Public school officials throughout the state are bracing for impact this week after recent estimates indicate the state’s tax revenue is, once again, on the decline and looking to fall well short of Governor Jerry Brown’s hopes and expectations. Should the predicted $3.7 billion shortfall — which was forecast by the state’s Legislative Analyst Office late last week — come to pass, then more than $1 billion of automatically triggered cuts will likely be levied on public schools throughout the state sometime at the start of 2012, a virtual doomsday scenario for the already heavily cut public education sector.
While the cuts, at least at the moment, are not guaranteed, they are technically built into the state’s adopted $88.5 billion budget. The State Department of Finance must make a similar damning conclusion with its economic forecast due on December 15 for the cuts to be kicked into effect, and even then, there is a chance legislators could spit the bit and try a late-hour maneuver to spread the pain around. In short, if 2011-12 tax revenues don’t equal the predictions of the budget, then two tiers of corresponding cuts will be enforced, which include $1.1 billion for K-12 institutions and $100 million in reductions for the budgets of University of California and California State University schools, likely resulting in tuition hikes and widespread shortenings of the school year.
Here in Santa Barbara, the news was met with cautious hand-wringing by school district officials. A hard-fought negotiation with the district’s teachers union this past spring, which anticipated the likelihood of these late-in-the-game cuts and thusly put in place an agreement for a maximum of 10 furlough days based on the actual severity of the reductions, has the Santa Barbara Unified School District in an enviable position. “We are certainly in a much better spot than districts that don’t have that negotiated yet,” explained School Boardmember Kate Parker this week.
That being said, Parker pointed out that the furlough deal does not kick in until the district is cut to the tune of at least $150 per day in Average Daily Attendance (ADA) funding. So, should the cuts levied on the district fall on the short side of the spectrum, say around $2 million or less, then the trustees would most likely be on the hook to find the necessary dough, no easy task when you consider the severity of their practically annual budgetary blood-letting over the past half-decade. In a press release following the Analyst Office’s forecast last Friday, Superintendent David Cash offered, “The budget is bleak, but we have a plan. While we hope we don’t have to implement the plan, which includes furlough days, we remain hopeful that the State Legislature will decide that children in California matter and we will not be held hostage.”
Both Cash and Parker added that the situation in Sacramento was still too uncertain to react one way or another and that any enduring conclusion most likely won’t be known until next year. As Parker put it, “At this point, we really don’t know what is going to happen … The crystal ball is not even in the same room with us yet.” Besides the still-to-come tax revenue forecast from the State Department of Finance and any potentially related political maneuvers, there is also the unresolved California Supreme Court lawsuit about Redevelopment Agency (RDA) funds.
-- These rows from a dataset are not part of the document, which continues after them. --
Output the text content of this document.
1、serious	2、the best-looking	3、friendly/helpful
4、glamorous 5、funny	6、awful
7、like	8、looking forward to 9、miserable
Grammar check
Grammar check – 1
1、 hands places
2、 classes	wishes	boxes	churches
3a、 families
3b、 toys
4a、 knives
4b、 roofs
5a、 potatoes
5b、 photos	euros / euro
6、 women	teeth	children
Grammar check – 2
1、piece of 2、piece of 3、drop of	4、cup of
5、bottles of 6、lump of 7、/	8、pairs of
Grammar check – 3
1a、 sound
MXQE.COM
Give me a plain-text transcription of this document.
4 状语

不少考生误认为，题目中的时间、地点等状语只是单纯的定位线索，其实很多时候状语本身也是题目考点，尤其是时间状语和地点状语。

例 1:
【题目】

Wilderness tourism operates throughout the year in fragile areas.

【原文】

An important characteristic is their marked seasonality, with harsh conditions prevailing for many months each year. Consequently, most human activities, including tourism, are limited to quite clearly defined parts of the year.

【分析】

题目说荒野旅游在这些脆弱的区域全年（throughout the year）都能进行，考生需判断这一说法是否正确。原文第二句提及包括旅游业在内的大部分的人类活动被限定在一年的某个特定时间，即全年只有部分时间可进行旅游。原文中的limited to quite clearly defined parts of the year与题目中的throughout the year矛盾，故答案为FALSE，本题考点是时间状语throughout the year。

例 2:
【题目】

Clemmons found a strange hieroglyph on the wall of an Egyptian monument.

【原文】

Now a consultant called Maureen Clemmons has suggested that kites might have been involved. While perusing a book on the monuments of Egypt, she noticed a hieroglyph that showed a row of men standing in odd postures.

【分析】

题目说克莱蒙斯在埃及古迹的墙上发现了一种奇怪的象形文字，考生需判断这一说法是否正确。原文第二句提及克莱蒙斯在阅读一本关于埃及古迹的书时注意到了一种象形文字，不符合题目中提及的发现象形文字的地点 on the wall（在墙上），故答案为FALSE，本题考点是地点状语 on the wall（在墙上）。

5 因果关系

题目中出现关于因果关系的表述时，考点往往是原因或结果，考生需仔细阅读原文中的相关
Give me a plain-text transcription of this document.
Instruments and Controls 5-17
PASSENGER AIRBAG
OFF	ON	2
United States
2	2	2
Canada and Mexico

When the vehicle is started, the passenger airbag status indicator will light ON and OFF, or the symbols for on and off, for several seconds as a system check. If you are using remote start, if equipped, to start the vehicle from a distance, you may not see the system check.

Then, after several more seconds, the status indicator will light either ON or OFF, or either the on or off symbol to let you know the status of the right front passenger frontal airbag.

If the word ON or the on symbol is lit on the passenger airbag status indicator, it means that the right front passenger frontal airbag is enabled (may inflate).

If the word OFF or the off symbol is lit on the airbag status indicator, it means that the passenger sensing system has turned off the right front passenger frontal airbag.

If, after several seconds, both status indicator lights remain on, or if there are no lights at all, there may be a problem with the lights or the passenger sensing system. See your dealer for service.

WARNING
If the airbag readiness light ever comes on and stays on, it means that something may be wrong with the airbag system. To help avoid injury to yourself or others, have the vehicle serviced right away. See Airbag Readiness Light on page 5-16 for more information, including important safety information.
Should the lawsuit be upheld — a ruling is expected at some point in mid-January — then the school district, which has seen roughly $400 million worth of cumulative funding shortstopped by various RDAs in the past 30-plus years, would stand to be kicked down approximately $1 million in immediate funding among other potentially good fiscal ramifications. Of course, such a court ruling is no sure thing, but as Parker put it, “From a school perspective, it would be absolutely fantastic.”